De repente, todos ou quase todos saíram de moda, quando os computadores poderosos cada vez mais baratos e os avanços da ciência reafirmaram nas pessoas a sensação de que nada de mal poderia lhes acontecer, pois, em qualquer caso, os deuses da tecnologia viriam em seu socorro. No entanto, nos últimos tempos, essas certezas confortadoras começam a ruir rapidamente. A aldeia global virou realidade, mas não na direção benigna que McLuhan imaginava de um mundo solidário. O mundo está realmente integrado por um sistema de comunicações que faz com que nos sintamos todos como participantes das mesmas realidades. Tudo o que se passa no mundo passa também na CNN; a celebridade instantânea e planetária virou uma realidade. Mas tanta simultaneidade assusta, pois age como um elemento infeccioso: as crises de um lugar do mundo se espalham rapidamente de maneira incontrolável pelo resto do planeta, epidemias viram pandemias; nas crises financeiras, por exemplo, os mercados reagem de maneira articulada, magnificando os problemas e espalhando perdas mundo afora. O tal Efeito Orloff, de que falávamos, agora é global: todos são todos na ressaca do dia seguinte.
George Orwell era um visionário? Dificilmente, quando se sabe que, hoje em dia, a posse de um mero telefone celular ligado em seu bolso revela para as companhias telefônicas, para a polícia, para os donos de restaurantes e de lojas comerciais, onde você se encontra a qualquer momento. A polícia pode rastrear onde você passou pelas as antenas que seu celular contactou, o Estado pode facilmente descobrir onde e com quem você esteve, o "mercado" sabe onde deve procurar você para atraí-lo ao consumo.
Os teóricos do fim do mundo pela exaustão dos recursos naturais talvez tenham errado na dose, mas não na direção. O mundo continua a tratar os recursos naturais com despreocupação, o lixo se acumula, e agora a incorporação de bilhões de chineses e indianos ao mercado de consumo ameaça acelerar o processo de degradação de maneira fatal.
Curiosamente, os grandes profetas acertaram ou chegaram perto nas grandes questões de longo prazo, mas não conseguem ver o que está mais à mão. Economistas erram sistematicamente em suas previsões financeiras, cientistas políticos são surpreendidos a cada momento... Quem previu que um país profundamente racista até 50 anos atrás como os Estados Unidos teria um presidente negro tão cedo? Que, aliás, só foi identificado assim até ser eleito, pois agora ninguém mais se lembra de que cor tem sua pele.
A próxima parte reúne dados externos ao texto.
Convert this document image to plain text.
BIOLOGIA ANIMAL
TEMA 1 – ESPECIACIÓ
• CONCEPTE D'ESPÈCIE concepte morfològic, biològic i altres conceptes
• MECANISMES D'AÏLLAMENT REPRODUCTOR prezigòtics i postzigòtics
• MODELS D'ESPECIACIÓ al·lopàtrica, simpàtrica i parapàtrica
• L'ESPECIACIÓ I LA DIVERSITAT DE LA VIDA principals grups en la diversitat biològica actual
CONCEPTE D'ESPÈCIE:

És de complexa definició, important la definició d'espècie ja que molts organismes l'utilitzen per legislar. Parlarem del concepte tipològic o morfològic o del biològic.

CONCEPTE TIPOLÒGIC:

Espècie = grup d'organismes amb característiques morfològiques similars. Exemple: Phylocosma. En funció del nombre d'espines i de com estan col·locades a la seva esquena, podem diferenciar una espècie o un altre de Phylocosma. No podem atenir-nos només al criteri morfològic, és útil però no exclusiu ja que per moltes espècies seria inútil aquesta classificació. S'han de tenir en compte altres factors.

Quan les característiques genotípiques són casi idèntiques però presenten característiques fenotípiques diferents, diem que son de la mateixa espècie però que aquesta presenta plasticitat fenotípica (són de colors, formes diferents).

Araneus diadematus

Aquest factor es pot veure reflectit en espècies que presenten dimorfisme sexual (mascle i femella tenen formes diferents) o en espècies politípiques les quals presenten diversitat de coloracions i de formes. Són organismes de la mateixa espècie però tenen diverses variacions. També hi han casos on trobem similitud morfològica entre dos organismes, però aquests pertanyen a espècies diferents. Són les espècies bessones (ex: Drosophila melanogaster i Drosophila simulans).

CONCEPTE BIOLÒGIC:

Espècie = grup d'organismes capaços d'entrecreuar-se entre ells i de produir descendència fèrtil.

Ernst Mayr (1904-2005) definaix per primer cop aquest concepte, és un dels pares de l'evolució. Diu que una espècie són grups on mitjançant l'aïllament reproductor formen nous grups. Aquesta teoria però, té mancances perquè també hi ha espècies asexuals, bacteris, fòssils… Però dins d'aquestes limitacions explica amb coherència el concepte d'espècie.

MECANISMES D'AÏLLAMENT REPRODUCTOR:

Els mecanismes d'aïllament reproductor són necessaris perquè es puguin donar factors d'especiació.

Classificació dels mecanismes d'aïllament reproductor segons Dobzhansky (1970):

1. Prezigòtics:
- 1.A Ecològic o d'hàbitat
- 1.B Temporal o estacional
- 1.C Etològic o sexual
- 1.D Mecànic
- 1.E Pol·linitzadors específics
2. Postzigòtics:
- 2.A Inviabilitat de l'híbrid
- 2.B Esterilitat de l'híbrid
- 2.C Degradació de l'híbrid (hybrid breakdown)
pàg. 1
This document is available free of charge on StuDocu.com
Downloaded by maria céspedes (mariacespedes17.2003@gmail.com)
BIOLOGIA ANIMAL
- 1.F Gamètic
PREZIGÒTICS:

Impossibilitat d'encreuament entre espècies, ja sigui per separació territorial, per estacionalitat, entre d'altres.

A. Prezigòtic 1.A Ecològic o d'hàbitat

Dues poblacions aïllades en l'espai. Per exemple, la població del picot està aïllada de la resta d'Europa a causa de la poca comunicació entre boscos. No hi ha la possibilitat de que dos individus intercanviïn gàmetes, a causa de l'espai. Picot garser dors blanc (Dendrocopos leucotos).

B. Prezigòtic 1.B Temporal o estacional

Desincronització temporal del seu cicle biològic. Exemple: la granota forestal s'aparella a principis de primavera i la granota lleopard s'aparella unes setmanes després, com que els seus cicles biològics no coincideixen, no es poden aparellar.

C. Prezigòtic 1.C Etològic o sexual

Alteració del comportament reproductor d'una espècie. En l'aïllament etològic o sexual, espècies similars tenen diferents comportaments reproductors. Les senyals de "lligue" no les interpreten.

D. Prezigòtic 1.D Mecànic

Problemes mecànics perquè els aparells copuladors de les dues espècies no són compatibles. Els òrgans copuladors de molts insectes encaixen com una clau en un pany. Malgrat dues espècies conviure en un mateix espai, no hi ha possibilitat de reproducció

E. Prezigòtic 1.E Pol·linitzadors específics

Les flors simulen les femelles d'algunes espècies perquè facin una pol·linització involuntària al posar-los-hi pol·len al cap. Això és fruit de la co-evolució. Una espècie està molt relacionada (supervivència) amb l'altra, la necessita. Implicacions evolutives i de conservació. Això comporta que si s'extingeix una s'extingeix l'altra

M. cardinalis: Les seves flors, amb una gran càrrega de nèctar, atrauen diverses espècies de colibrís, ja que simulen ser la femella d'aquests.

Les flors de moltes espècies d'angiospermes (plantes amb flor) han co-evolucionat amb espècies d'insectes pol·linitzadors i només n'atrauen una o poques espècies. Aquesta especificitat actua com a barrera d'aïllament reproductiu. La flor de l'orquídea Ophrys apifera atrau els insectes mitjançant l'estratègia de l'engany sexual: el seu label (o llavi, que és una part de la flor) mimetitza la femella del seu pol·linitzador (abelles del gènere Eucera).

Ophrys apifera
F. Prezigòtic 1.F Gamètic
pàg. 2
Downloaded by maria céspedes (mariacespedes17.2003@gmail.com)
E quem imaginaria que o Brasil, que há pouco mais de duas décadas estava marginalizado do mercado financeiro mundial por não pagar nem visita de pêsames, teria hoje quase 350 bilhões de dólares de reservas internacionais, a quarta maior do mundo? Neste caso é até desculpável: se um futurólogo previsse isso, seria imediatamente tratado como um louco irrecuperável ou um idiota completo.
Belmiro Valverde Jobim Castor é professor do Doutorado em Administração da PUCPR.